New Hampshire Registered Agent and Registered Office

Every New Hampshire LLC must designate a registered agent and a registered office. The registered agent can be an individual resident of New Hampshire or a business entity authorized to do business in the state. The registered office must be a physical address in New Hampshire, not a P.O. Box, as specified in RSA 304-C:36. The registered agent must consent to their appointment.

Management Structure

The Articles of Organization must specify whether the LLC is member-managed or manager-managed, as outlined in RSA 304-C:37. The document should include the names and addresses of the initial managers or members, depending on the management structure chosen.

Organizer Information

An organizer is responsible for filing the Articles of Organization. There are no residency requirements for organizers in New Hampshire. The organizer must provide their name and address, as required by RSA 304-C:31.

Purpose Statement

New Hampshire allows for a general purpose statement, meaning the LLC can engage in any lawful business activity. However, if the LLC is involved in licensed professions, additional documentation may be required. For more information, visit the New Hampshire Professional Licensing page.

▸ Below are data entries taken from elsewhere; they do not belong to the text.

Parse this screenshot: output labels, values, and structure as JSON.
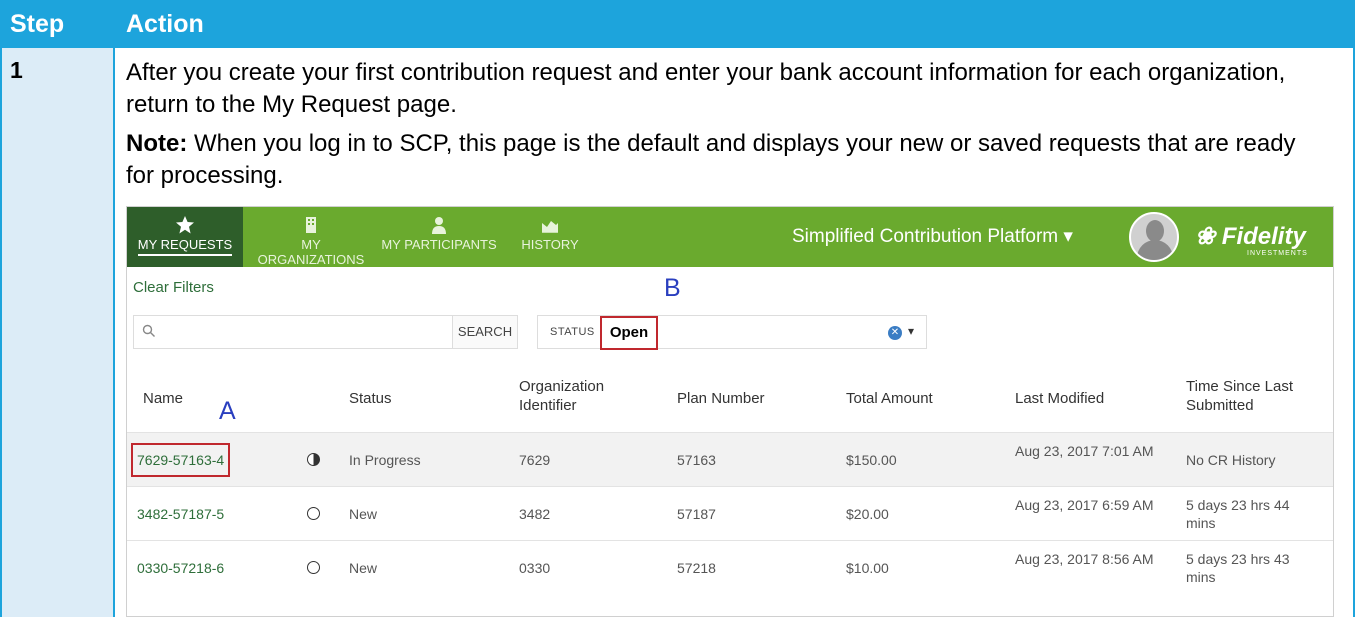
{
  "header": {
    "step_label": "Step",
    "action_label": "Action"
  },
  "step": {
    "number": "1"
  },
  "instructions": {
    "paragraph1": "After you create your first contribution request and enter your bank account information for each organization, return to the My Request page.",
    "note_label": "Note:",
    "note_text": " When you log in to SCP, this page is the default and displays your new or saved requests that are ready for processing."
  },
  "app": {
    "nav": [
      {
        "label": "MY REQUESTS",
        "icon": "star-icon",
        "active": true
      },
      {
        "label": "MY ORGANIZATIONS",
        "icon": "building-icon",
        "active": false
      },
      {
        "label": "MY PARTICIPANTS",
        "icon": "person-icon",
        "active": false
      },
      {
        "label": "HISTORY",
        "icon": "chart-icon",
        "active": false
      }
    ],
    "title": "Simplified Contribution Platform",
    "brand": "Fidelity",
    "brand_sub": "INVESTMENTS",
    "clear_filters": "Clear Filters",
    "search": {
      "placeholder": "",
      "button": "SEARCH"
    },
    "status_filter": {
      "label": "STATUS",
      "value": "Open"
    },
    "annotations": {
      "a": "A",
      "b": "B"
    },
    "columns": [
      "Name",
      "Status",
      "Organization Identifier",
      "Plan Number",
      "Total Amount",
      "Last Modified",
      "Time Since Last Submitted"
    ],
    "rows": [
      {
        "name": "7629-57163-4",
        "status": "In Progress",
        "status_icon": "half-circle-icon",
        "org_id": "7629",
        "plan": "57163",
        "amount": "$150.00",
        "modified": "Aug 23, 2017 7:01 AM",
        "since": "No CR History"
      },
      {
        "name": "3482-57187-5",
        "status": "New",
        "status_icon": "empty-circle-icon",
        "org_id": "3482",
        "plan": "57187",
        "amount": "$20.00",
        "modified": "Aug 23, 2017 6:59 AM",
        "since": "5 days 23 hrs 44 mins"
      },
      {
        "name": "0330-57218-6",
        "status": "New",
        "status_icon": "empty-circle-icon",
        "org_id": "0330",
        "plan": "57218",
        "amount": "$10.00",
        "modified": "Aug 23, 2017 8:56 AM",
        "since": "5 days 23 hrs 43 mins"
      }
    ]
  },
  "colors": {
    "header_blue": "#1da4dc",
    "nav_green": "#6aaa2e",
    "nav_active": "#2e5e2a",
    "highlight_red": "#c0282e",
    "annotation_blue": "#2a3fbf"
  }
}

Certificate of Formation Effective Date

The Articles of Organization become effective upon filing unless a delayed effective date is specified. The delayed date cannot be more than 90 days after the filing date, as per RSA 304-C:31.

How to File New Hampshire Articles of Organization

Online

The New Hampshire Secretary of State offers an online filing system called QuickStart. This service is available 24/7, and the processing time is typically immediate. Payment can be made via credit card, and a convenience fee may apply. To file online, create an account, complete the required fields, and submit the payment.

Mail

To file by mail, send the completed Articles of Organization to:

New Hampshire Department of State
Corporation Division
107 North Main Street, Room 204
Concord, NH 03301-4989

Include one original and one copy of the Articles, along with a check payable to "State of New Hampshire." The processing time for mail filings is generally 5-7 business days. The original document will be returned to the filer.

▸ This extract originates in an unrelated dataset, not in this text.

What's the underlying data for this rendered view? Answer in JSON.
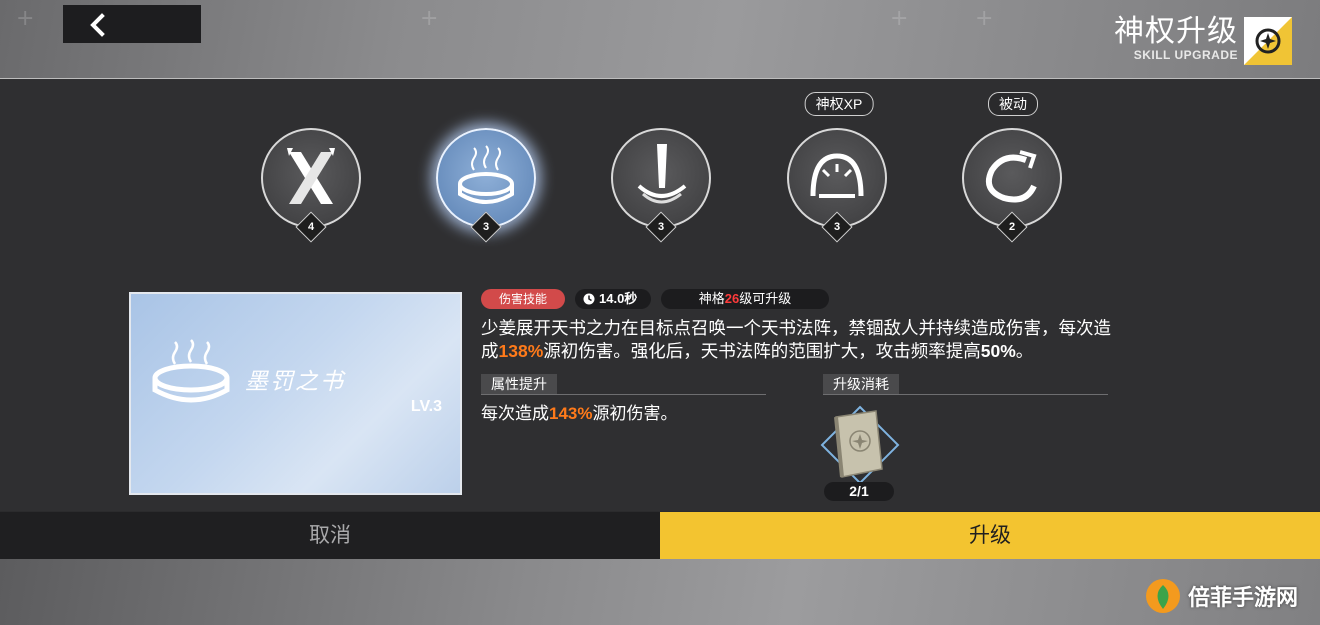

New Hampshire Articles of Organization Filing Fee

The filing fee for the Articles of Organization in New Hampshire is $100. For the official fee schedule, visit the New Hampshire Secretary of State's fee page. Additional fees may apply for expedited processing or online convenience fees. All fees are non-refundable.

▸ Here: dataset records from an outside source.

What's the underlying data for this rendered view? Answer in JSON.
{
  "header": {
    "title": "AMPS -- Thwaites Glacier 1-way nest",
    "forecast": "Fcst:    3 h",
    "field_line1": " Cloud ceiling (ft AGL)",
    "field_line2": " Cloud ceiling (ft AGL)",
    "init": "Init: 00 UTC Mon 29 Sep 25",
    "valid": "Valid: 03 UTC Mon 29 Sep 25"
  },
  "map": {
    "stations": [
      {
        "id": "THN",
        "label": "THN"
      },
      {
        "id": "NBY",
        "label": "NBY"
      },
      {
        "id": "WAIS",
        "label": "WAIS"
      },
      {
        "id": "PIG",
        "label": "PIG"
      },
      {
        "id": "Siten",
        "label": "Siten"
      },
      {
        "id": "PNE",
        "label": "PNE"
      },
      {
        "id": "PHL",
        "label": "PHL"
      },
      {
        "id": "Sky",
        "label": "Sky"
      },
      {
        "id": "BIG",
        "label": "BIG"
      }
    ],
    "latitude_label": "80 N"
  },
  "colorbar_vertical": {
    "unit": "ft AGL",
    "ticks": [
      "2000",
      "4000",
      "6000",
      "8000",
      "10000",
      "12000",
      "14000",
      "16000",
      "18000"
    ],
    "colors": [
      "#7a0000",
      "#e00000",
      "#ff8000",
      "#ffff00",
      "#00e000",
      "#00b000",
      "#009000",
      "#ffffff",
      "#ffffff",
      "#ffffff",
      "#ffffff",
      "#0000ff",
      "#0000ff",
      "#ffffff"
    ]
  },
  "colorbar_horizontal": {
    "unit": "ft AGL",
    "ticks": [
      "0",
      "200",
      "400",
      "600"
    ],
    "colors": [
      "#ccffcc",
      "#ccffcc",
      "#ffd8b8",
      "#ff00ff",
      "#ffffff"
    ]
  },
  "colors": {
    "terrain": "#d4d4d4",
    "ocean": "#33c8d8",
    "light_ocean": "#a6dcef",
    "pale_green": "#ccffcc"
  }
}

What Happens After Filing New Hampshire Articles of Organization?

Once the Articles of Organization are filed, the LLC is legally recognized as a business entity in New Hampshire. The Secretary of State will issue a Certificate of Formation as evidence of filing. The LLC must obtain a Federal Employer Identification Number (EIN) from the IRS. Additionally, the LLC may need to register for state taxes with the New Hampshire Department of Revenue Administration. An operating agreement is recommended, though not required by law. The LLC must file an annual report with the Secretary of State, as detailed on the Annual Report page.

Common Mistakes When Filing New Hampshire Articles of Organization

  1. Name Availability Issues: Failing to check name availability can lead to rejection. Use the Business Name Search tool to ensure the name is unique.
  2. Missing Required Information: Omitting essential details such as the registered agent's address can result in rejection. Ensure all fields are completed.
  3. Incorrect Fees: Submitting the wrong filing fee will delay processing. Verify the current fee on the fee schedule.
  4. Invalid Registered Agent: The registered agent must meet state requirements. Ensure the agent is a New Hampshire resident or authorized entity.
  5. Restricted Terms Without Approval: Using restricted words without proper approval can cause rejection. Obtain necessary approvals for terms like "bank" or "university."
  6. Unsigned Documents: Ensure the Articles are signed by the organizer. Unsigned documents will not be processed.
  7. Wrong Forms for Professional Services: Professional LLCs may require additional forms. Check the Professional Licensing page for guidance.
  8. Delayed Effective Date Errors: Specifying a delayed effective date beyond 90 days is not allowed. Ensure compliance with RSA 304-C:31.